Mrs. Taylor thought for a moment. “They train for things the astronauts can do something about.”

“How long does the training session last?” Lea asked, looking at her watch.

“About five hours.”

“Five hours!”

“Lower your voice, Lea,” said Mrs. Taylor. “They’re at the end of the session now.”

“Oh,” Lea said.

It wasn’t long before Christa came out.

“Hi, Christa,” I said.

“Hi, Annie,” she said. I was pleased she remembered my name. It’d only been a few days since I’d seen her, but I knew she’d met so many people in the last few months: newspaper reporters and photographers, NASA engineers and astronauts, and even President Reagan, whom she met at a White House dinner.

She gave us a tired smile and pushed her purse up farther on her shoulder. Her schedule must be draining. I wondered how she was going to play volleyball.

“Hi, Christa!” said Lea. “You’re wearing normal clothes.”

“What did you think she’d be wearing?” I asked.

“Those pretty sky blue flight suits.”

“Christa,” said Mrs. Taylor, ignoring Lea, “can you take the girls from here? I’ve got to get back to my office.”

“Sure. I’ve got them.”

“Thanks, Christa. Y’all have fun.”

On the way out to her car, Christa asked if either of us played on a volleyball team.
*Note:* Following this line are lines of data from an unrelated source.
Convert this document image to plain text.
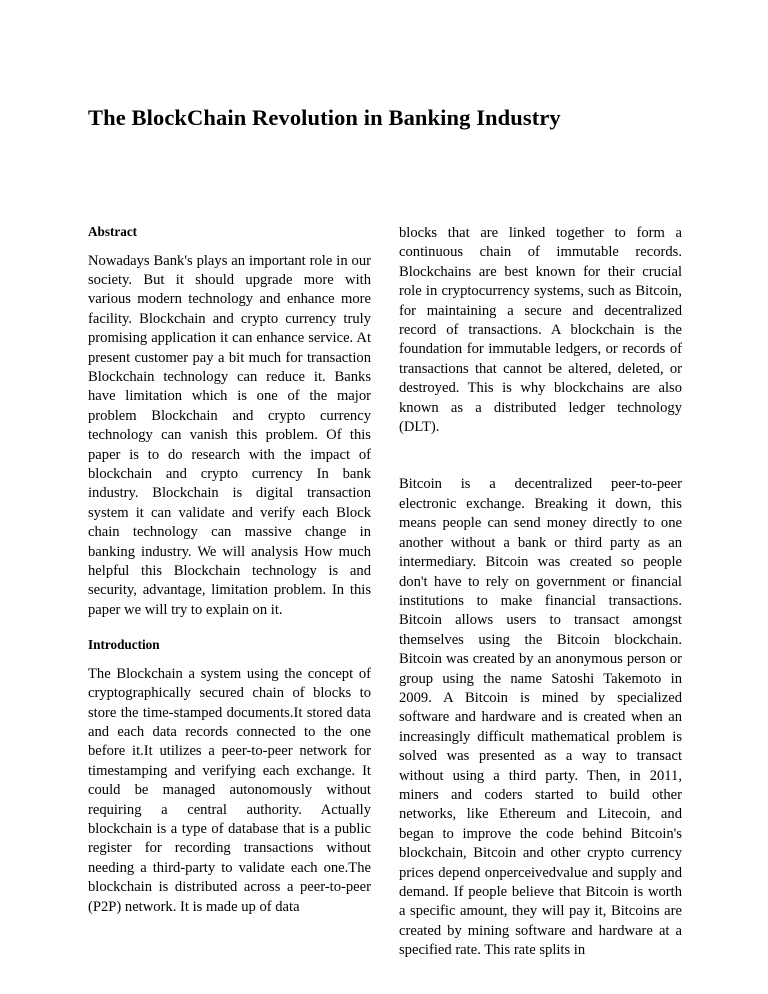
The BlockChain Revolution in Banking Industry
Abstract

Nowadays Bank's plays an important role in our society. But it should upgrade more with various modern technology and enhance more facility. Blockchain and crypto currency truly promising application it can enhance service. At present customer pay a bit much for transaction Blockchain technology can reduce it. Banks have limitation which is one of the major problem Blockchain and crypto currency technology can vanish this problem. Of this paper is to do research with the impact of blockchain and crypto currency In bank industry. Blockchain is digital transaction system it can validate and verify each Block chain technology can massive change in banking industry. We will analysis How much helpful this Blockchain technology is and security, advantage, limitation problem. In this paper we will try to explain on it.

Introduction

The Blockchain a system using the concept of cryptographically secured chain of blocks to store the time-stamped documents.It stored data and each data records connected to the one before it.It utilizes a peer-to-peer network for timestamping and verifying each exchange. It could be managed autonomously without requiring a central authority. Actually blockchain is a type of database that is a public register for recording transactions without needing a third-party to validate each one.The blockchain is distributed across a peer-to-peer (P2P) network. It is made up of data

blocks that are linked together to form a continuous chain of immutable records. Blockchains are best known for their crucial role in cryptocurrency systems, such as Bitcoin, for maintaining a secure and decentralized record of transactions. A blockchain is the foundation for immutable ledgers, or records of transactions that cannot be altered, deleted, or destroyed. This is why blockchains are also known as a distributed ledger technology (DLT).

Bitcoin is a decentralized peer-to-peer electronic exchange. Breaking it down, this means people can send money directly to one another without a bank or third party as an intermediary. Bitcoin was created so people don't have to rely on government or financial institutions to make financial transactions. Bitcoin allows users to transact amongst themselves using the Bitcoin blockchain. Bitcoin was created by an anonymous person or group using the name Satoshi Takemoto in 2009. A Bitcoin is mined by specialized software and hardware and is created when an increasingly difficult mathematical problem is solved was presented as a way to transact without using a third party. Then, in 2011, miners and coders started to build other networks, like Ethereum and Litecoin, and began to improve the code behind Bitcoin's blockchain, Bitcoin and other crypto currency prices depend onperceivedvalue and supply and demand. If people believe that Bitcoin is worth a specific amount, they will pay it, Bitcoins are created by mining software and hardware at a specified rate. This rate splits in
A team? How good were these people? I should have known: this team was probably made up of overachieving engineers who overachieved at volleyball too. A shot of nerves hit me. I should have told her I didn’t know how to play.

“Neither of us has been on a team,” Lea was saying, knowing full well I had a hard time telling the difference between a soccer ball and a volleyball.

Lea got in the backseat of the car, gesturing for me to get in the front with Christa. She knew how fascinated I was by her. I slid into the copilot seat, wondering if I should tell Christa about my lack of volleyball experience. Here she was bringing us to play with her friends and I didn’t even know how to play.

“I’m not that good at sports—,” I began.

“Yes, you are!” Lea said. “You’re really good at tennis, Annie.”

Christa glanced over at me as she pulled out of the parking lot. “Do you play tennis, Annie?”

“I just hit the ball around. I practice against the backboard a lot.” That sounded pretty sad, probably because it was pretty sad.

And it had been months since I’d done that, I realized. I used to love to be outside, under a blue bowl of a sky, loving the feel of the ball as it bounced against the strings of the racket.

“She could have made the school team if she’d tried out,” Lea said, leaning forward in between the seats. She kept talking about how I would have been this great tennis player if I’d only tried. She had me winning the Olympics by the time we pulled up to the Gilruth Center.